What other changes can we expect looking at consumers’ age?
Older generations will be permanently leaving the luxury market. However, the spots will be replaced by new consumers, mostly Generation Y and Z. In 2021, they accounted for around 30% of new customers that entered the market since 2019, which is a total of 25% of the Personal Luxury Goods market.
Customer of the future
Cultural relevance and evolving values ask for a new value-creation model in customer engagement.
There will be a new value creation model (high tech & high touch), new KPIs to track (earned growth rate) and clear positive results (churn rate reduction) – a lot to look forward to.
Touchpoints over channels
Online and monobrand, key channels for 2021 recovery, will lead the mid term growth of the industry. The online personal luxury goods alone almost doubled in 2 years.
New cycle of desire
Best performing categories of 2020 are already beyond 2019 in 2021, watches and beauty on par, apparel is still lagging.

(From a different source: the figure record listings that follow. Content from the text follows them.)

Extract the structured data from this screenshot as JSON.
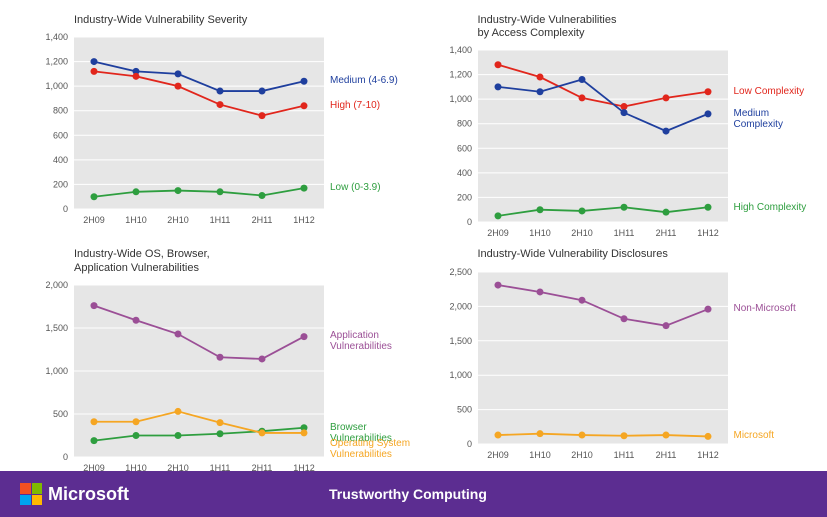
{
  "footer": {
    "brand": "Microsoft",
    "tagline": "Trustworthy Computing",
    "bg": "#5c2d91"
  },
  "categories": [
    "2H09",
    "1H10",
    "2H10",
    "1H11",
    "2H11",
    "1H12"
  ],
  "plot": {
    "bg": "#e6e6e6",
    "grid_color": "#ffffff",
    "axis_text": "#555555",
    "marker_r": 3.5,
    "line_w": 1.8,
    "title_fontsize": 11,
    "label_fontsize": 10
  },
  "colors": {
    "blue": "#1f3f9e",
    "red": "#e1261c",
    "green": "#2e9e3f",
    "purple": "#9b4f96",
    "orange": "#f5a623"
  },
  "charts": [
    {
      "key": "severity",
      "title": "Industry-Wide Vulnerability Severity",
      "ylim": [
        0,
        1400
      ],
      "ystep": 200,
      "series": [
        {
          "name": "Medium (4-6.9)",
          "colorKey": "blue",
          "values": [
            1200,
            1120,
            1100,
            960,
            960,
            1040
          ]
        },
        {
          "name": "High (7-10)",
          "colorKey": "red",
          "values": [
            1120,
            1080,
            1000,
            850,
            760,
            840
          ]
        },
        {
          "name": "Low (0-3.9)",
          "colorKey": "green",
          "values": [
            100,
            140,
            150,
            140,
            110,
            170
          ]
        }
      ]
    },
    {
      "key": "access",
      "title": "Industry-Wide Vulnerabilities\nby Access Complexity",
      "ylim": [
        0,
        1400
      ],
      "ystep": 200,
      "series": [
        {
          "name": "Low Complexity",
          "colorKey": "red",
          "values": [
            1280,
            1180,
            1010,
            940,
            1010,
            1060
          ]
        },
        {
          "name": "Medium Complexity",
          "colorKey": "blue",
          "values": [
            1100,
            1060,
            1160,
            890,
            740,
            880
          ]
        },
        {
          "name": "High Complexity",
          "colorKey": "green",
          "values": [
            50,
            100,
            90,
            120,
            80,
            120
          ]
        }
      ]
    },
    {
      "key": "osbrowser",
      "title": "Industry-Wide OS, Browser,\nApplication Vulnerabilities",
      "ylim": [
        0,
        2000
      ],
      "ystep": 500,
      "series": [
        {
          "name": "Application\nVulnerabilities",
          "colorKey": "purple",
          "values": [
            1760,
            1590,
            1430,
            1160,
            1140,
            1400
          ]
        },
        {
          "name": "Browser Vulnerabilities",
          "colorKey": "green",
          "values": [
            190,
            250,
            250,
            270,
            300,
            340
          ]
        },
        {
          "name": "Operating System\nVulnerabilities",
          "colorKey": "orange",
          "values": [
            410,
            410,
            530,
            400,
            280,
            280
          ]
        }
      ]
    },
    {
      "key": "disclosures",
      "title": "Industry-Wide Vulnerability Disclosures",
      "ylim": [
        0,
        2500
      ],
      "ystep": 500,
      "series": [
        {
          "name": "Non-Microsoft",
          "colorKey": "purple",
          "values": [
            2310,
            2210,
            2090,
            1820,
            1720,
            1960
          ]
        },
        {
          "name": "Microsoft",
          "colorKey": "orange",
          "values": [
            130,
            150,
            130,
            120,
            130,
            110
          ]
        }
      ]
    }
  ]
}
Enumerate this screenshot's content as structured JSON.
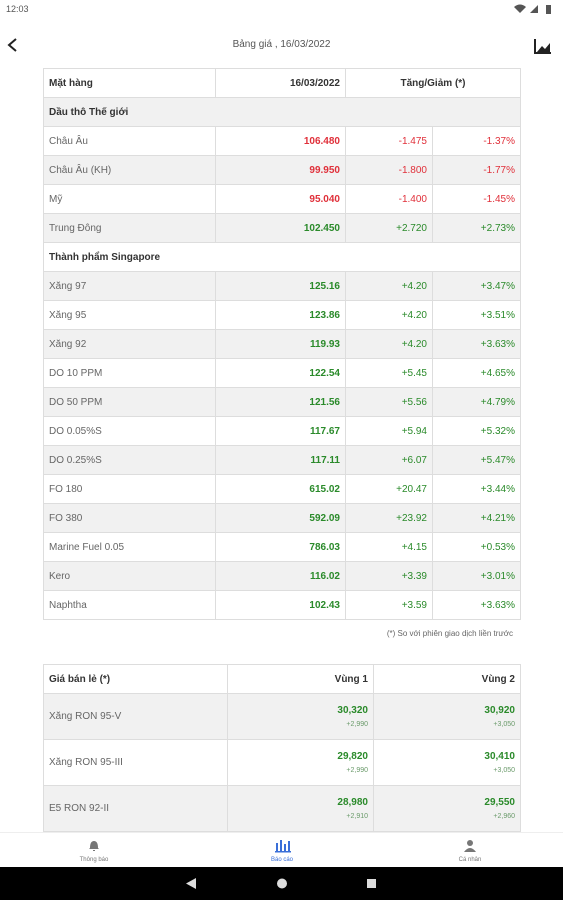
{
  "status": {
    "time": "12:03"
  },
  "header": {
    "title": "Bảng giá , 16/03/2022"
  },
  "table1": {
    "columns": [
      "Mặt hàng",
      "16/03/2022",
      "Tăng/Giảm (*)"
    ],
    "sections": [
      {
        "name": "Dầu thô Thế giới",
        "rows": [
          [
            "Châu Âu",
            "106.480",
            "-1.475",
            "-1.37%"
          ],
          [
            "Châu Âu (KH)",
            "99.950",
            "-1.800",
            "-1.77%"
          ],
          [
            "Mỹ",
            "95.040",
            "-1.400",
            "-1.45%"
          ],
          [
            "Trung Đông",
            "102.450",
            "+2.720",
            "+2.73%"
          ]
        ]
      },
      {
        "name": "Thành phẩm Singapore",
        "rows": [
          [
            "Xăng 97",
            "125.16",
            "+4.20",
            "+3.47%"
          ],
          [
            "Xăng 95",
            "123.86",
            "+4.20",
            "+3.51%"
          ],
          [
            "Xăng 92",
            "119.93",
            "+4.20",
            "+3.63%"
          ],
          [
            "DO 10 PPM",
            "122.54",
            "+5.45",
            "+4.65%"
          ],
          [
            "DO 50 PPM",
            "121.56",
            "+5.56",
            "+4.79%"
          ],
          [
            "DO 0.05%S",
            "117.67",
            "+5.94",
            "+5.32%"
          ],
          [
            "DO 0.25%S",
            "117.11",
            "+6.07",
            "+5.47%"
          ],
          [
            "FO 180",
            "615.02",
            "+20.47",
            "+3.44%"
          ],
          [
            "FO 380",
            "592.09",
            "+23.92",
            "+4.21%"
          ],
          [
            "Marine Fuel 0.05",
            "786.03",
            "+4.15",
            "+0.53%"
          ],
          [
            "Kero",
            "116.02",
            "+3.39",
            "+3.01%"
          ],
          [
            "Naphtha",
            "102.43",
            "+3.59",
            "+3.63%"
          ]
        ]
      }
    ],
    "note": "(*) So với phiên giao dịch liền trước"
  },
  "table2": {
    "columns": [
      "Giá bán lẻ (*)",
      "Vùng 1",
      "Vùng 2"
    ],
    "rows": [
      {
        "name": "Xăng RON 95-V",
        "v1": "30,320",
        "c1": "+2,990",
        "v2": "30,920",
        "c2": "+3,050"
      },
      {
        "name": "Xăng RON 95-III",
        "v1": "29,820",
        "c1": "+2,990",
        "v2": "30,410",
        "c2": "+3,050"
      },
      {
        "name": "E5 RON 92-II",
        "v1": "28,980",
        "c1": "+2,910",
        "v2": "29,550",
        "c2": "+2,960"
      }
    ]
  },
  "nav": [
    {
      "label": "Thông báo"
    },
    {
      "label": "Báo cáo",
      "active": true
    },
    {
      "label": "Cá nhân"
    }
  ]
}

Shoes, leather, jewelry, watches, beauty and apparel – these categories can expect changes, with the highest growth between 2019 and 2021 being the shoes category.
New role of brands
It seems that traditional market segmentation lost its relevance. Now, brands are multi-price points to answer to different customer needs.
Extended product lifetime
In order to extend the lifetime of luxury products, the second hand market will be booming in the years to come.
This provides both opportunities as well as potential threats to brand, fashion platforms and investors.
Opportunities include entering a growing market, developing a network-based business model, showing commitment to sustainability, gathering data on customers and more.
The threats revolve mostly around understanding the winning value proposition, cracking operation complexity and defining logo and rebranding strategies.
Polarization and profitability
Overperformance drivers, consolidating strengths and profitability full recovery
- Clear overperformance driver: the focus will be on local customers, exposure to China, multi-touch and price value proposition – these will be the top drivers of resilience.
- Increasing market concentration, yet with high dynamism from rising stars.
- In 2021, profits are already back at 2019 levels.
- The top growth drivers are Chinese consumers in China, online channels and younger generations.
- 2020-21 is the turning point for establishing the keyword for the next 20 years of luxury.